Qui en paiera le prix ? Qui en « assume les conséquences » ? Certainement pas Thierry Breton, qui est devenu commissaire européen après cette mésaventure en toute quiétude. Il n’a pas été licencié à cause de ses échecs. Contrairement aux salariés des filiales de Thomson ou celles d’Atos. Aucun des échecs de Breton ne l’a empêché de gravir les échelons, rien ne semble pouvoir atteindre sa réputation. Comme Bernard Tapie en son temps, que toute la presse qualifiait d’entrepreneur de génie alors qu’il n’a fait qu’organiser des faillites (Celles de Wonder, Look et ManuFrance), Thierry Breton n’a rien assumé du tout. Au contraire : au moment de son départ, Breton a vendu ses titres Atos au prix fort, autour de 65 euros (elle en vaut 1,88 euro aujourd’hui). Il a empoché 40 millions d’euros brut puis a laissé l’entreprise sombrer dans de grandes difficultés du fait de sa gestion calamiteuse. En cela, il est, comme tous les grands patrons français, responsable de rien mais méritant de tout.

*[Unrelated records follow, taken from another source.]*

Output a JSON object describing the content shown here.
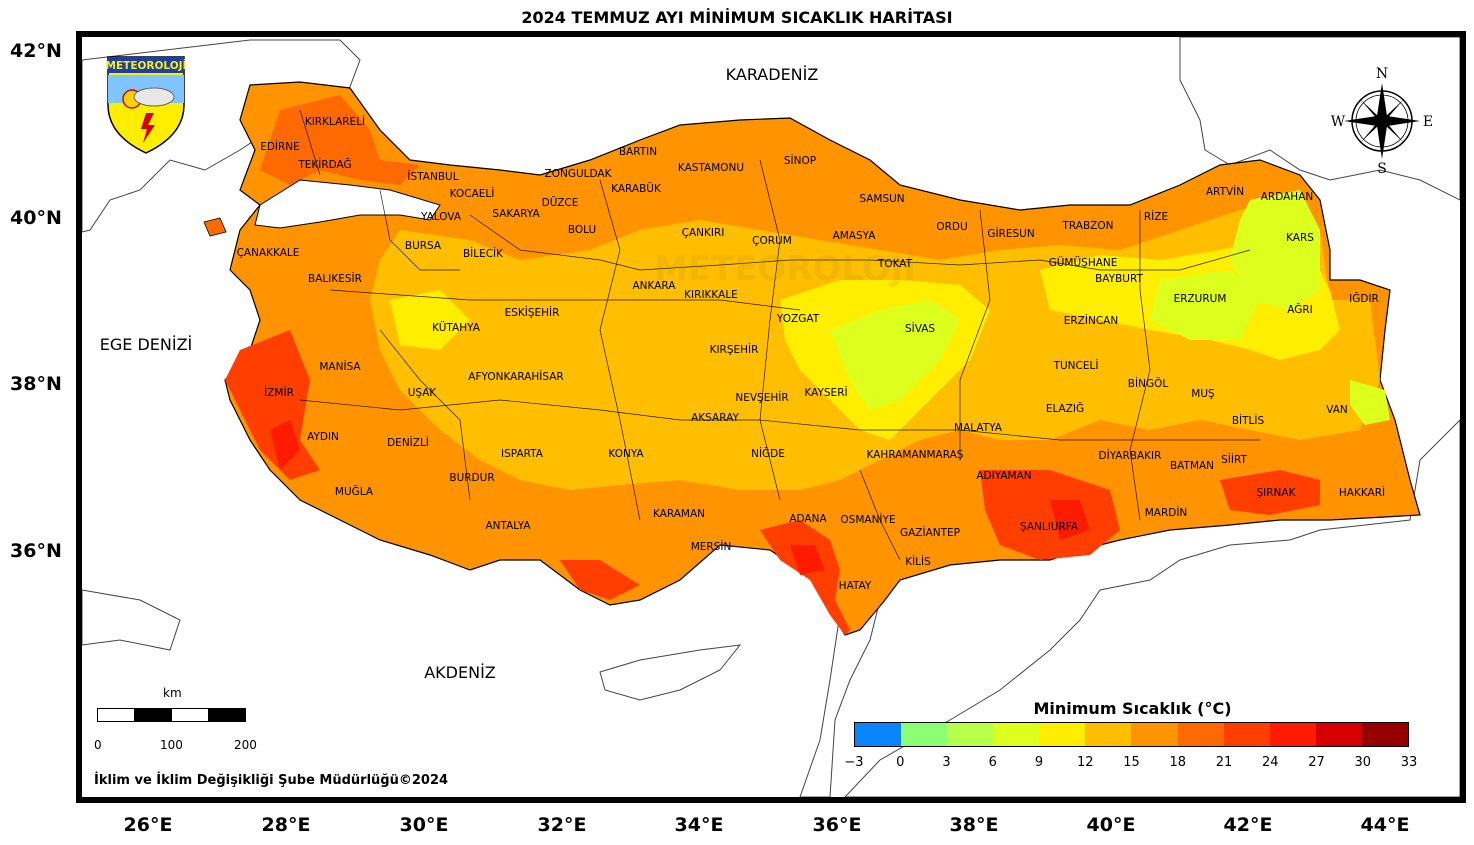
{
  "title": "2024 TEMMUZ AYI MİNİMUM SICAKLIK HARİTASI",
  "latitudes": [
    "42°N",
    "40°N",
    "38°N",
    "36°N"
  ],
  "longitudes": [
    "26°E",
    "28°E",
    "30°E",
    "32°E",
    "34°E",
    "36°E",
    "38°E",
    "40°E",
    "42°E",
    "44°E"
  ],
  "seas": {
    "black_sea": "KARADENİZ",
    "aegean": "EGE DENİZİ",
    "mediterranean": "AKDENİZ"
  },
  "logo": {
    "text": "METEOROLOJİ",
    "icon": "weather-logo-icon"
  },
  "compass": {
    "n": "N",
    "s": "S",
    "e": "E",
    "w": "W",
    "icon": "compass-rose-icon"
  },
  "legend": {
    "title": "Minimum Sıcaklık (°C)",
    "ticks": [
      "−3",
      "0",
      "3",
      "6",
      "9",
      "12",
      "15",
      "18",
      "21",
      "24",
      "27",
      "30",
      "33"
    ],
    "colors": [
      "#0a84ff",
      "#8bff73",
      "#b8ff4c",
      "#dcff1e",
      "#ffee00",
      "#ffbf00",
      "#ff9400",
      "#ff6a00",
      "#ff3e00",
      "#ff1a00",
      "#d60000",
      "#960000"
    ]
  },
  "scale_bar": {
    "unit": "km",
    "labels": [
      "0",
      "100",
      "200"
    ]
  },
  "footer": "İklim ve İklim Değişikliği Şube Müdürlüğü©2024",
  "provinces": [
    "KIRKLARELİ",
    "EDİRNE",
    "TEKİRDAĞ",
    "İSTANBUL",
    "KOCAELİ",
    "YALOVA",
    "SAKARYA",
    "DÜZCE",
    "ZONGULDAK",
    "BARTIN",
    "KARABÜK",
    "KASTAMONU",
    "SİNOP",
    "SAMSUN",
    "ORDU",
    "GİRESUN",
    "TRABZON",
    "RİZE",
    "ARTVİN",
    "ARDAHAN",
    "KARS",
    "IĞDIR",
    "ÇANAKKALE",
    "BURSA",
    "BİLECİK",
    "BOLU",
    "ÇANKIRI",
    "ÇORUM",
    "AMASYA",
    "TOKAT",
    "GÜMÜŞHANE",
    "BAYBURT",
    "ERZURUM",
    "AĞRI",
    "BALIKESİR",
    "KÜTAHYA",
    "ESKİŞEHİR",
    "ANKARA",
    "KIRIKKALE",
    "YOZGAT",
    "SİVAS",
    "ERZİNCAN",
    "MANİSA",
    "İZMİR",
    "UŞAK",
    "AFYONKARAHİSAR",
    "KIRŞEHİR",
    "KAYSERİ",
    "NEVŞEHİR",
    "TUNCELİ",
    "BİNGÖL",
    "MUŞ",
    "VAN",
    "AYDIN",
    "DENİZLİ",
    "ISPARTA",
    "KONYA",
    "AKSARAY",
    "NİĞDE",
    "ELAZIĞ",
    "MALATYA",
    "BİTLİS",
    "MUĞLA",
    "BURDUR",
    "KAHRAMANMARAŞ",
    "DİYARBAKIR",
    "BATMAN",
    "SİİRT",
    "ADIYAMAN",
    "ŞIRNAK",
    "HAKKARİ",
    "ANTALYA",
    "KARAMAN",
    "ADANA",
    "OSMANİYE",
    "GAZİANTEP",
    "ŞANLIURFA",
    "MARDİN",
    "MERSİN",
    "KİLİS",
    "HATAY"
  ]
}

Un bilan qui n’a jamais entaché sa réputation
C’est un phénomène de plus en plus répandu dans le monde des entreprises françaises et internationales : leurs dirigeants n’occupent leurs postes que pendant un court laps de temps. Ils lancent des chantiers, parfois risqués et douloureux pour les salariés, et s’en vont. Ils n’ont ni attachement financier (ils seront encore mieux payés ailleurs) ni affectif. La scène est toujours la même, d’un plan de licenciement à un autre : les salariés en colère font le pied de grue devant le siège de la direction pour espérer mettre le PDG face aux conséquences de ses actes, mais celui-ci ne les rencontre, le plus souvent, jamais. Parfois même, des « managers de transition » sont nommés pour faire le sale boulot, au moment d’un plan de licenciement par exemple. Ils viennent, cassent tout, puis s’en vont.

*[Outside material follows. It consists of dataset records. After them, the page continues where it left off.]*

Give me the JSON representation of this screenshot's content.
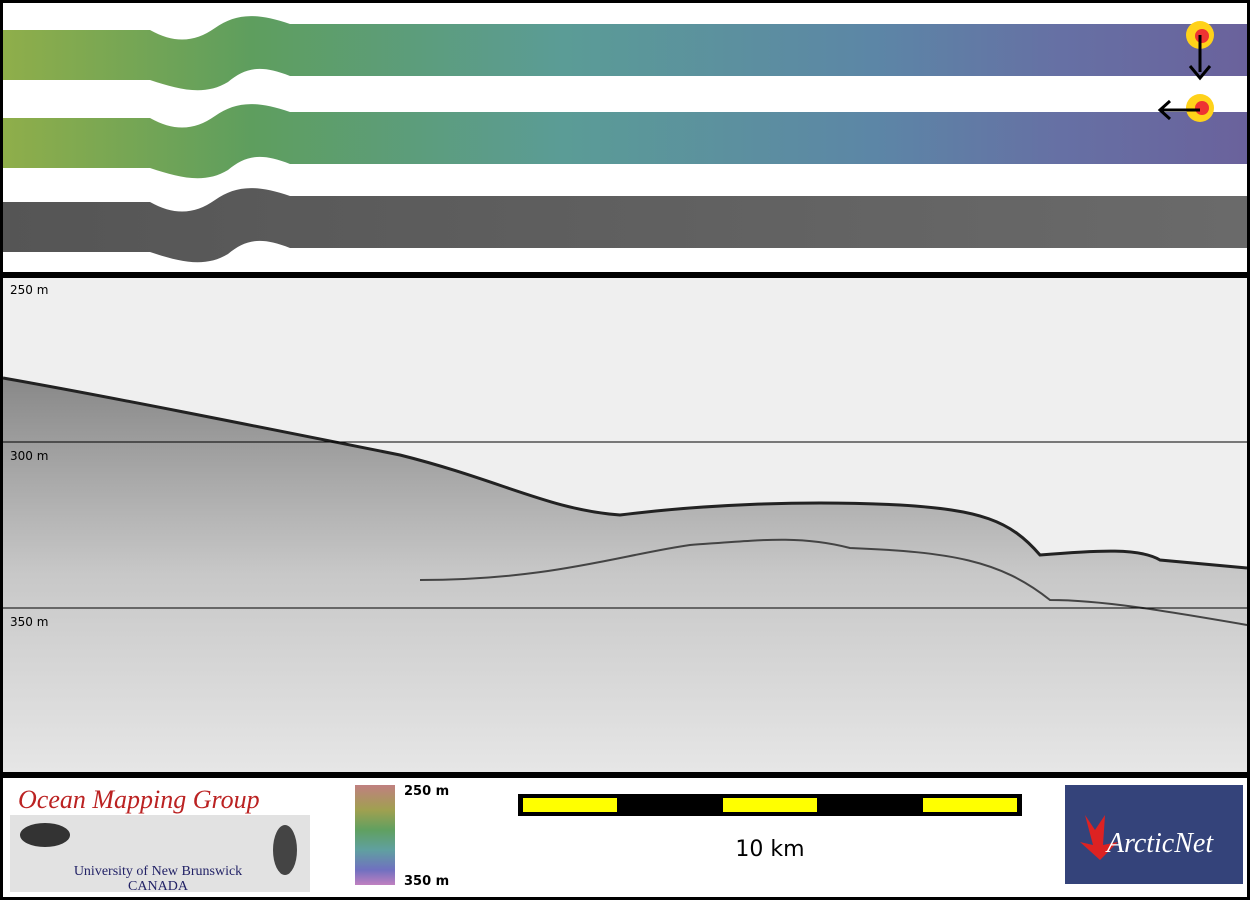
{
  "profile": {
    "depth_labels": [
      "250 m",
      "300 m",
      "350 m"
    ]
  },
  "footer": {
    "logo_title": "Ocean Mapping Group",
    "logo_line1": "University of New Brunswick",
    "logo_line2": "CANADA",
    "colorbar_top": "250 m",
    "colorbar_bottom": "350 m",
    "scale_label": "10 km",
    "partner_logo": "ArcticNet"
  }
}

Comme tous les grands patrons français, Thierry Breton est responsable de rien mais méritant de tout.
Qu’importe que Thierry Breton ait largement contribué à envoyer dans le mur plusieurs fleurons industriels français : c’est presque un signe d’appartenance au monde médiocre du patronat français. Cette caste qui se raconte qu’elle tire le pays vers le haut et qu’on lui devrait tout, alors que son bilan est surtout visible en termes de désindustrialisation et de stagnation du niveau de vie. Lorsqu’il intervient pour donner des leçons d’éco-gestion, personne ne semble disposé à évoquer son mauvais bilan. Certainement car plus personne ne semble en capacité de le faire : la presse financière appartient désormais intégralement à la grande bourgeoisie (Les Echos est le seul quotidien d’actualité économique du pays et il appartient à Bernard Arnault avec lequel Thierry Breton a des liens d’amitié, comme il le confie, dans Libération : «Avec Bernard, on se parle tout le temps. La vie nous a appris à avoir confiance l’un envers l’autre”), la presse et les médias généralistes également, et les syndicats, seuls à même de dénoncer l’irresponsabilité et le mauvais bilan des dirigeants d’entreprise, sont souvent affaiblis, complices ou muselés.

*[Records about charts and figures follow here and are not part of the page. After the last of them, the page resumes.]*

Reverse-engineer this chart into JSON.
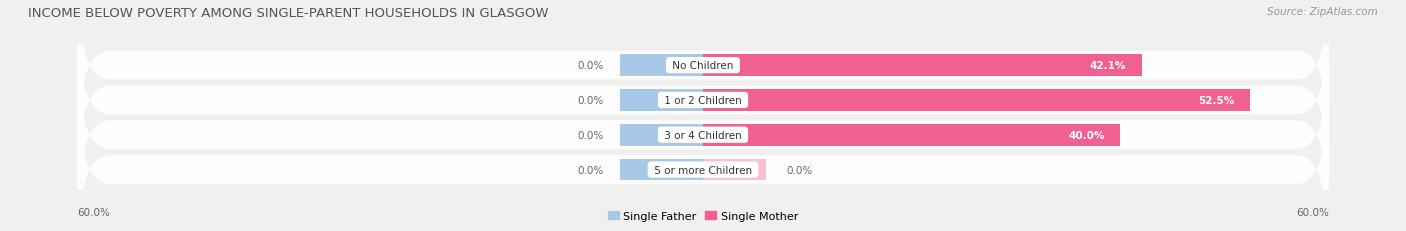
{
  "title": "INCOME BELOW POVERTY AMONG SINGLE-PARENT HOUSEHOLDS IN GLASGOW",
  "source": "Source: ZipAtlas.com",
  "categories": [
    "No Children",
    "1 or 2 Children",
    "3 or 4 Children",
    "5 or more Children"
  ],
  "single_father": [
    0.0,
    0.0,
    0.0,
    0.0
  ],
  "single_mother": [
    42.1,
    52.5,
    40.0,
    0.0
  ],
  "father_color": "#a8c8e8",
  "mother_color": "#f06090",
  "mother_color_light": "#f8c0d0",
  "axis_min": -60.0,
  "axis_max": 60.0,
  "axis_label_left": "60.0%",
  "axis_label_right": "60.0%",
  "background_color": "#f0f0f0",
  "row_bg_color": "#e0e0e0",
  "title_fontsize": 9.5,
  "source_fontsize": 7.5,
  "bar_fontsize": 7.5,
  "label_fontsize": 7.5,
  "legend_fontsize": 8
}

En attendant, quand on connaît son bilan, on sait désormais que Thierry Breton est la boussole qui indique le sud. Ses conseils de gestion ne devraient rien valoir à nos yeux de citoyens parce que son action de PDG a toujours consisté à faire passer les résultats financiers à court terme – et son bénéfice personnel – avant la pérennité et l’adaptation de son outil de travail. Il rêve de la même chose pour la France : un “choc d’austérité” susceptible d’affaiblir considérablement les services publics mais aussi de soulager le peu de contraintes sociales et fiscales qui pèsent encore sur la classe capitaliste en France qui, grâce aux bonnes recettes du docteur Breton, pourront se féliciter que le journalisme français fasse encore passer ses meilleurs lobbyistes pour de neutres experts.